Both can hardly see a border, but they can’t miss the storm clouds gathering on the horizon. With news of Mexican cartels increasingly raising the level of violence in and around Piedras Negras, the two men can no longer cross countries with ease. But instead of concentrating on the gangs, whose presence looms larger since the Ross Brothers wisely leave them so undefined, the focus intensifies on the uneasy relationship that still exists amongst the border towns.

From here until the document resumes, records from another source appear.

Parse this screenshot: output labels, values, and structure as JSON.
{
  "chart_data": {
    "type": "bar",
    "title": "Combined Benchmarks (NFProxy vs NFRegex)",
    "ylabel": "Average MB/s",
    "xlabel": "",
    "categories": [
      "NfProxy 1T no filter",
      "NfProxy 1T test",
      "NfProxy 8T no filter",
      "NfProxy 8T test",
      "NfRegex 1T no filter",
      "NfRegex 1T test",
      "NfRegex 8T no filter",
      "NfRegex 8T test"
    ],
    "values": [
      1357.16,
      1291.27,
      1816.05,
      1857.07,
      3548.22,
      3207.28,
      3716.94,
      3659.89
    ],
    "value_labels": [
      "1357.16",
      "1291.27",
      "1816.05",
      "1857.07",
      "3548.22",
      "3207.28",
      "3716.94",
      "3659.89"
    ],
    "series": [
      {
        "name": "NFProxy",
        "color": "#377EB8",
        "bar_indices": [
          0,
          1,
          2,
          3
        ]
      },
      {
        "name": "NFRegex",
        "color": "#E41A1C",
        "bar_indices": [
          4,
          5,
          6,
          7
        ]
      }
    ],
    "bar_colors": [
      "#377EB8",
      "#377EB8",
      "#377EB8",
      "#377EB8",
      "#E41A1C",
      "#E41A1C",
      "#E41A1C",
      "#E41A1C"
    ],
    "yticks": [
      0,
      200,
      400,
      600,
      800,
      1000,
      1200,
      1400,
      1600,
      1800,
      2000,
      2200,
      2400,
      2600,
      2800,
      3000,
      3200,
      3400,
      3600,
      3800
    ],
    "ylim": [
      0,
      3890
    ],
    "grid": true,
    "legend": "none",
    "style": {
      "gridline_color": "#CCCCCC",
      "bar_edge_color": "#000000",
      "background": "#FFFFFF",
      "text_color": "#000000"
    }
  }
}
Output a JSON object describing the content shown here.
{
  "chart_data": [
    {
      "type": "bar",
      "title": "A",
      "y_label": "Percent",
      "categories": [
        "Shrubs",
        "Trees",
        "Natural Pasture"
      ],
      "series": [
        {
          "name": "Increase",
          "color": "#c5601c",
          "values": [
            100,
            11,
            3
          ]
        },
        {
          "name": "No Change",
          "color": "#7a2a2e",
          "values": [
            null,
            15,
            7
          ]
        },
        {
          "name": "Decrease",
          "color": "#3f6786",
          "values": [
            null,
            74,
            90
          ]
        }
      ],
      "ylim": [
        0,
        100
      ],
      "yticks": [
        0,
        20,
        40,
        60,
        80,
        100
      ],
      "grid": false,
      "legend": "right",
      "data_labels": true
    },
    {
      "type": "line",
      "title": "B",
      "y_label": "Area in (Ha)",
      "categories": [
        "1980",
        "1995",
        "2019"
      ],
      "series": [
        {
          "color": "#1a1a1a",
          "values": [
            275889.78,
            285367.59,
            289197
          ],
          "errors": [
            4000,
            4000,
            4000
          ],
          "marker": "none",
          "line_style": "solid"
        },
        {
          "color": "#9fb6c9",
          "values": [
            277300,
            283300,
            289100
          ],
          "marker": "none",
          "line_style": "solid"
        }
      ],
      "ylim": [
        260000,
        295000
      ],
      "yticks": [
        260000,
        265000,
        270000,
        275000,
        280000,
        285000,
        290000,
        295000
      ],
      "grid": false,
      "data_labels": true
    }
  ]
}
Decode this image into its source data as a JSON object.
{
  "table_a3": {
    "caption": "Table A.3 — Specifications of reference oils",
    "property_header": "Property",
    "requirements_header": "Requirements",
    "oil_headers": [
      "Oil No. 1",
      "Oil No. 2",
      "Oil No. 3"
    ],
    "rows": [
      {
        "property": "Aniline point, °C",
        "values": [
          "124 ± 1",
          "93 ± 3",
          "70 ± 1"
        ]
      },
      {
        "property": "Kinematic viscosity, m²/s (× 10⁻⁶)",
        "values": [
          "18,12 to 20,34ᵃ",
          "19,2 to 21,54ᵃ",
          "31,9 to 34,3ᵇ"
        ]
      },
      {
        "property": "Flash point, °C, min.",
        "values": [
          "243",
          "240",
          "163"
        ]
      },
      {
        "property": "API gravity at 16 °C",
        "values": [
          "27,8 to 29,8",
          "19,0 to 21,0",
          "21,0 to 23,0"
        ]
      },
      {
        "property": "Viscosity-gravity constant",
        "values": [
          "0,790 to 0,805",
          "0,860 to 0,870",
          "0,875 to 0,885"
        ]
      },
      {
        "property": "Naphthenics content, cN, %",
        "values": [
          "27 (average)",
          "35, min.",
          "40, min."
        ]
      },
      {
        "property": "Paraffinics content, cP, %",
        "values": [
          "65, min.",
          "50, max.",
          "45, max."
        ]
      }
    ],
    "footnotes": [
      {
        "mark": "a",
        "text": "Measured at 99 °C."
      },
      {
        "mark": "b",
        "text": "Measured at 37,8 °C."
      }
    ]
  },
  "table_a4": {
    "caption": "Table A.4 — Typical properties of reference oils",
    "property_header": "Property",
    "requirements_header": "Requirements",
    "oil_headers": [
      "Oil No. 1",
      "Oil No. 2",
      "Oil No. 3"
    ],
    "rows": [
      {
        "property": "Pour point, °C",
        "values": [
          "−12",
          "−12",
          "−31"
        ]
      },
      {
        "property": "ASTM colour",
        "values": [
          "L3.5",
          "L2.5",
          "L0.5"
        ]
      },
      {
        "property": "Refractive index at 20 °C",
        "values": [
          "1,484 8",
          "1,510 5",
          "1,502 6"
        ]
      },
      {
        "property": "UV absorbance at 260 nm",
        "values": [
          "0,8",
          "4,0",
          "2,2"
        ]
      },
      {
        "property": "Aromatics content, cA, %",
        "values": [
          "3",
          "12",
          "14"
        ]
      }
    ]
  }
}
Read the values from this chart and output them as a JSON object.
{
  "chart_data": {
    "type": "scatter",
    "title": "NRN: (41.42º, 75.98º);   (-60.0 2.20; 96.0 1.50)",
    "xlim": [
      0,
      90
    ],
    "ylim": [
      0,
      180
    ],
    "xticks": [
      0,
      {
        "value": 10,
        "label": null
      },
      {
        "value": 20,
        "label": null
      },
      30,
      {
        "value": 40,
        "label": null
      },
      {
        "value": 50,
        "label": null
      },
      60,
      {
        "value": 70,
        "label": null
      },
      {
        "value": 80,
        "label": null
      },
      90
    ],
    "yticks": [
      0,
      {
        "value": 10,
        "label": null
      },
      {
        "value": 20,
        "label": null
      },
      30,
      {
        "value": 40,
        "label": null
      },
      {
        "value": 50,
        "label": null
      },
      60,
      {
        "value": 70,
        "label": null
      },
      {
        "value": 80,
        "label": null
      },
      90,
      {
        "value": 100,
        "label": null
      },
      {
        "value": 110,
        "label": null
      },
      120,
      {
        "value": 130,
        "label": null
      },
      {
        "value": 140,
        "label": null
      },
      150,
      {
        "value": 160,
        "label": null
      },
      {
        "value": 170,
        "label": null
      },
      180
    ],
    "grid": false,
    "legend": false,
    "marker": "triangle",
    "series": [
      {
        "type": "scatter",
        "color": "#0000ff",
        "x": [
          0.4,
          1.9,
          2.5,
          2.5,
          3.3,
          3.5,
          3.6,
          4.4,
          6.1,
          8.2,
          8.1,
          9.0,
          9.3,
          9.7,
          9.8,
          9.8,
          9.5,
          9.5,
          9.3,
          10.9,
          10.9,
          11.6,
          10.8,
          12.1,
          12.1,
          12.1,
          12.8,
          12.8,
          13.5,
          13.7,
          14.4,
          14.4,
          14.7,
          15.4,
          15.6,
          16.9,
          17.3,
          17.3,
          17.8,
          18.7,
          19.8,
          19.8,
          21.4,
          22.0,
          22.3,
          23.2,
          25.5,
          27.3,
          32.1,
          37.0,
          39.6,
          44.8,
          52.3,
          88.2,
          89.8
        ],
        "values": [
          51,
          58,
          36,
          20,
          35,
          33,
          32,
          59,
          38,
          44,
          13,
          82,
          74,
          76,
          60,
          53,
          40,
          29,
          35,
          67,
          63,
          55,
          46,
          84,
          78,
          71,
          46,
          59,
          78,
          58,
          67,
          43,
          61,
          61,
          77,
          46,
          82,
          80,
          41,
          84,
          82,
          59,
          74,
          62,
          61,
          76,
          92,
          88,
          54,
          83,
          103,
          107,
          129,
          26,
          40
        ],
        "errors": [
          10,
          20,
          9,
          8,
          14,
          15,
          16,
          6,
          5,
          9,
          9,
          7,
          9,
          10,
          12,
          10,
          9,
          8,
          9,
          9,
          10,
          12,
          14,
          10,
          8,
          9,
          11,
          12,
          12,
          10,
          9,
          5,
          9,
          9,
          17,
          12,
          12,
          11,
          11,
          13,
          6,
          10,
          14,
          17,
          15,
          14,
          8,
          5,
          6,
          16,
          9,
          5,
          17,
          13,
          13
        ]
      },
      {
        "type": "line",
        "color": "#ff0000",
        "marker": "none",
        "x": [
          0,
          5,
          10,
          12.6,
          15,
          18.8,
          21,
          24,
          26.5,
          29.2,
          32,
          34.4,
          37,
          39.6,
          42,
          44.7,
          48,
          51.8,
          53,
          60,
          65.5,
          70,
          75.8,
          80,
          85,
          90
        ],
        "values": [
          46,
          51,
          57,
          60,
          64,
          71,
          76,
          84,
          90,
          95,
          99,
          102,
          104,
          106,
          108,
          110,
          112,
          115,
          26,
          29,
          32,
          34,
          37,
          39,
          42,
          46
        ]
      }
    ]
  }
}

Slight but not insignificant differences in culture and tradition are caught by the Ross Brothers’ cameras, whether in swatches of coffee shop chatter in Eagle Pass or the juxtaposition of seeing a bullfight on one side of the border while on the other, they follow a bull rider’s attempt to tame a bucking bronco right into the ring. There’s a constant sense of revelation that permeates the film from the way they frame shots and pivot to reveal a different angle to sound design that will take gun blasts and turn them into fireworks, often cleverly acknowledging how small the differences are between the communities yet remain an obstacle nonetheless. In particular, Casey Wayne McAllister’s lively score is constantly morphing, seemingly using a different central instrument from scene to scene.
Visually, the brothers illuminate the beauty of their setting once more, opening with a jawdropping shot of the Rio Grande that summons the untouched frontier that many residents on both sides of the border might like to preserve, but the film as a whole fully realizes the complicated reality that makes that impossible, for better or worse. As filmmakers, the Ross brothers appear to be grappling with a similar issue, attempting a purity of observation reminiscent of cinema verité giants such as Frederick Wiseman and D.A. Pennebaker while recognizing the need to update the form for modern audiences. With “Western,” they wildly succeed in making something vital, vibrant and experiential.
“Western” does not yet have U.S. distribution. It will play five more times at the Sundance Film Festival on January 26th at 9 pm at the Sundance Mountain Resort Screening Room, January 27th at 9 am at the Yarrow Hotel Theatre, January 29th at 5:30 pm at the Marc, January 30th at 3 pm at the Salt Lake City Library Theatre and January 31st at 10 am at the Holiday Village Cinema 4.